Quando ouvimos a palavra “narcisista” imediatamente nos lembramos de alguém arrogante, manipulador, prepotente, com sentimentos de grandiosidade e falta de empatia, alguém que só pensa nele próprio e que tem grande desprezo pelos outros. Mas se estas características definem o narcisista, quando analisadas mais profundamente, dai emerge uma imagem bastante diferente, que pode mesmo justifica alguma simpatia da nossa parte. De fato, emergem as múltiplas faces do narcisista. Mais do que isso, de uma certa forma, todos nós somos narcisistas!

Todos nós somos narcisistas, mas diferimos no tipo e grau

As múltiplas faces do narcisista. A verdade inquestionável é que, no fundo, todos nós somos narcisistas, ou dito de outra forma, todos nós nascemos com um “impulso inato” para percebermos que somos únicos, que temos valor e importância para os outros, ou mesmo que somos excecionais. De facto, nascemos com uma necessidade profunda de percecionarmo-nos a nós próprios como especiais e merecedores desse reconhecido pelos outros. No entanto, diferimos no tipo e grau de narcisismo que incorporamos, o que é explicado pela nossa personalidade, a forma como fomos acarinhados pelos nossos pais, as várias influências educacionais, sociais e culturais, etc.

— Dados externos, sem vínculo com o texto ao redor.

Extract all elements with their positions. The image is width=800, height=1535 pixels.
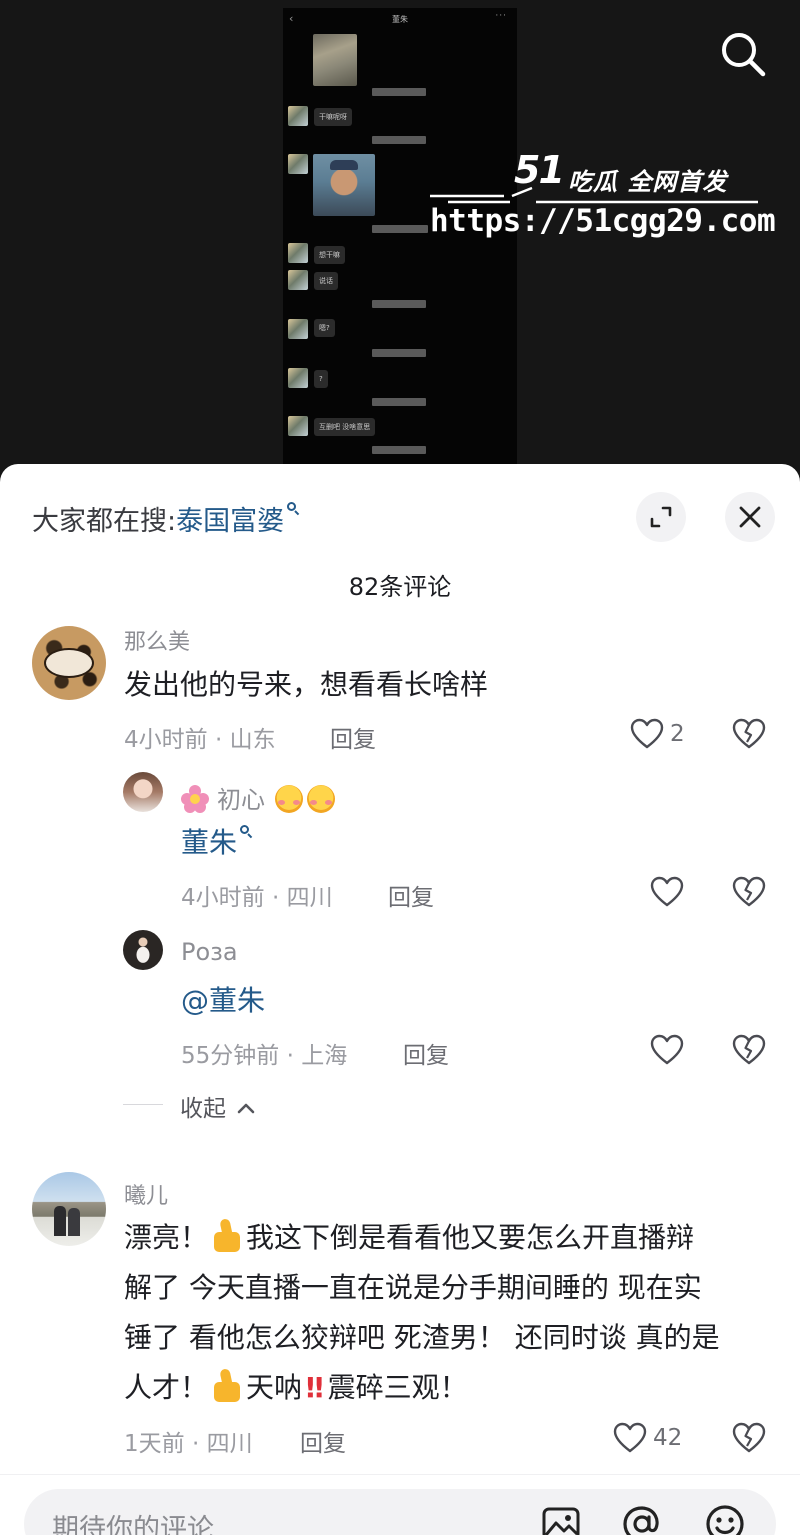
search-small-icon: [239, 822, 253, 840]
broken-heart-icon[interactable]: [732, 1422, 766, 1454]
chat-timestamp: [372, 300, 426, 308]
comment-count-title: 82条评论: [348, 573, 452, 601]
watermark-logo-number: 51: [514, 148, 565, 192]
chat-header: ‹ 董朱 ···: [283, 8, 517, 34]
expand-icon: [650, 506, 672, 528]
watermark-tagline: 吃瓜 全网首发: [568, 168, 728, 196]
comment-text-line: 锤了 看他怎么狡辩吧 死渣男！ 还同时谈 真的是: [124, 1321, 720, 1354]
close-button[interactable]: [725, 492, 775, 542]
comment-meta: 1天前 · 四川: [124, 1431, 253, 1457]
heart-icon[interactable]: [650, 1034, 684, 1066]
comment-text-segment: 漂亮！: [124, 1221, 209, 1254]
at-icon[interactable]: [621, 1503, 663, 1535]
chat-avatar: [288, 368, 308, 388]
double-exclamation-emoji-icon: !!: [304, 1371, 325, 1404]
expand-button[interactable]: [636, 492, 686, 542]
avatar[interactable]: [32, 626, 106, 700]
like-button[interactable]: 2: [630, 718, 685, 750]
reply-button[interactable]: 回复: [300, 1424, 346, 1458]
chat-timestamp: [372, 225, 428, 233]
comment-text-line: 人才！ 天呐!! 震碎三观！: [124, 1363, 468, 1413]
chat-text-message: 嗯?: [314, 319, 335, 337]
comment-mention[interactable]: @董朱: [181, 976, 265, 1026]
chat-text-message: 干嘛呢呀: [314, 108, 352, 126]
comment-text-segment: 人才！: [124, 1371, 209, 1404]
chat-avatar: [288, 243, 308, 263]
hot-search-term[interactable]: 泰国富婆: [176, 506, 284, 537]
comment-text-segment: 天呐: [246, 1371, 303, 1404]
chat-text-message: 说话: [314, 272, 338, 290]
chat-timestamp: [372, 398, 426, 406]
comment-username[interactable]: 初心: [181, 780, 337, 815]
broken-heart-icon[interactable]: [732, 1034, 766, 1066]
heart-icon[interactable]: [650, 876, 684, 908]
watermark-url: https://51cgg29.com: [430, 203, 776, 239]
comment-meta: 55分钟前 · 上海: [181, 1043, 348, 1069]
comment-username[interactable]: Роза: [181, 938, 238, 966]
chat-text-message: 互删吧 没啥意思: [314, 418, 376, 436]
reply-button[interactable]: 回复: [403, 1036, 449, 1070]
chevron-up-icon: [238, 1103, 255, 1114]
input-divider: [0, 1474, 800, 1475]
chat-image-message: [313, 34, 357, 86]
comment-text-line: 漂亮！ 我这下倒是看看他又要怎么开直播辩: [124, 1213, 694, 1263]
search-small-icon: [286, 499, 300, 517]
like-count: 2: [670, 721, 685, 747]
emoji-icon[interactable]: [704, 1503, 746, 1535]
smiling-hearts-emoji-icon: [274, 785, 303, 813]
collapse-divider: [123, 1104, 163, 1105]
reply-button[interactable]: 回复: [330, 720, 376, 754]
chat-avatar: [288, 319, 308, 339]
video-area[interactable]: ‹ 董朱 ··· 干嘛呢呀 想干嘛 说话 嗯? ? 互删吧 没啥意思 51 吃瓜…: [0, 0, 800, 490]
comment-meta: 4小时前 · 四川: [181, 885, 333, 911]
avatar[interactable]: [32, 1172, 106, 1246]
comment-meta: 4小时前 · 山东: [124, 727, 276, 753]
broken-heart-icon[interactable]: [732, 876, 766, 908]
heart-icon: [630, 718, 664, 749]
broken-heart-icon[interactable]: [732, 718, 766, 750]
chat-timestamp: [372, 136, 426, 144]
comment-username[interactable]: 那么美: [124, 624, 190, 656]
hot-search-label: 大家都在搜:: [32, 506, 177, 537]
comment-mention[interactable]: 董朱: [181, 818, 253, 868]
chat-avatar: [288, 154, 308, 174]
close-icon: [739, 506, 761, 528]
smiling-hearts-emoji-icon: [306, 785, 335, 813]
collapse-replies-button[interactable]: 收起: [180, 1089, 255, 1123]
comment-input-bar[interactable]: 期待你的评论: [24, 1489, 776, 1535]
thumbs-up-emoji-icon: [212, 1369, 242, 1403]
chat-timestamp: [372, 88, 426, 96]
comment-username[interactable]: 曦儿: [124, 1178, 168, 1210]
collapse-label: 收起: [180, 1096, 226, 1122]
chat-timestamp: [372, 446, 426, 454]
flower-emoji-icon: [181, 785, 209, 813]
comment-text-segment: 震碎三观！: [327, 1371, 468, 1404]
chat-timestamp: [372, 349, 426, 357]
chat-image-message: [313, 154, 375, 216]
thumbs-up-emoji-icon: [212, 1219, 242, 1253]
chat-more-icon: ···: [495, 11, 507, 21]
chat-title: 董朱: [392, 15, 408, 24]
chat-avatar: [288, 416, 308, 436]
image-icon[interactable]: [540, 1503, 582, 1535]
comment-mention-text: 董朱: [181, 826, 238, 859]
search-icon[interactable]: [714, 26, 770, 82]
heart-icon: [613, 1422, 647, 1453]
chat-avatar: [288, 106, 308, 126]
comment-username-text: 初心: [217, 786, 265, 814]
like-count: 42: [653, 1425, 683, 1451]
chat-text-message: ?: [314, 370, 328, 388]
comment-input-placeholder[interactable]: 期待你的评论: [52, 1507, 214, 1535]
avatar[interactable]: [123, 772, 163, 812]
reply-button[interactable]: 回复: [388, 878, 434, 912]
like-button[interactable]: 42: [613, 1422, 682, 1454]
avatar[interactable]: [123, 930, 163, 970]
chat-text-message: 想干嘛: [314, 246, 345, 264]
comment-text-line: 解了 今天直播一直在说是分手期间睡的 现在实: [124, 1271, 702, 1304]
comment-sheet: 大家都在搜:泰国富婆 82条评论 那么美 发出他的号来，想看看长啥样 4小时前 …: [0, 464, 800, 1535]
chat-avatar: [288, 270, 308, 290]
comment-text: 发出他的号来，想看看长啥样: [124, 668, 489, 701]
hot-search-banner[interactable]: 大家都在搜:泰国富婆: [32, 499, 300, 538]
comment-text-segment: 我这下倒是看看他又要怎么开直播辩: [246, 1221, 695, 1254]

Contudo, há que ter em conta que, como muitas outras coisas na vida, a dose adequada de narcisismo é o que se recomenda. Se tivermos narcisismo insuficiente, iremos sentirmo-nos mal connosco próprios, com sentimentos de inferioridade, insegurança e baixa automotivação, pelo que tenderemos a relegar as nossas necessidades e desejos para um plano secundário, em detrimento do que os outros querem, consumando assim um processo de subjugação. Teremos, então, propensão para a ansiedade e depressão, ou originar distúrbio do comportamento como a automutilação, anorexia e bulimia.

Mas se, pelo contrário, estivermos impregnados excessivamente de narcisismo, estaremos tão cheios de auto-admiração, presunção e arrogância, que teremos genuinamente falta de capacidade para nos preocupar com os outros, pois só estaremos interessados em gostar de nós próprios. Aqui teremos uma propensão para manifestar dificuldades de relacionamento com os outros, bem como apresentaremos uma tendência para ver as situações de forma irrealista.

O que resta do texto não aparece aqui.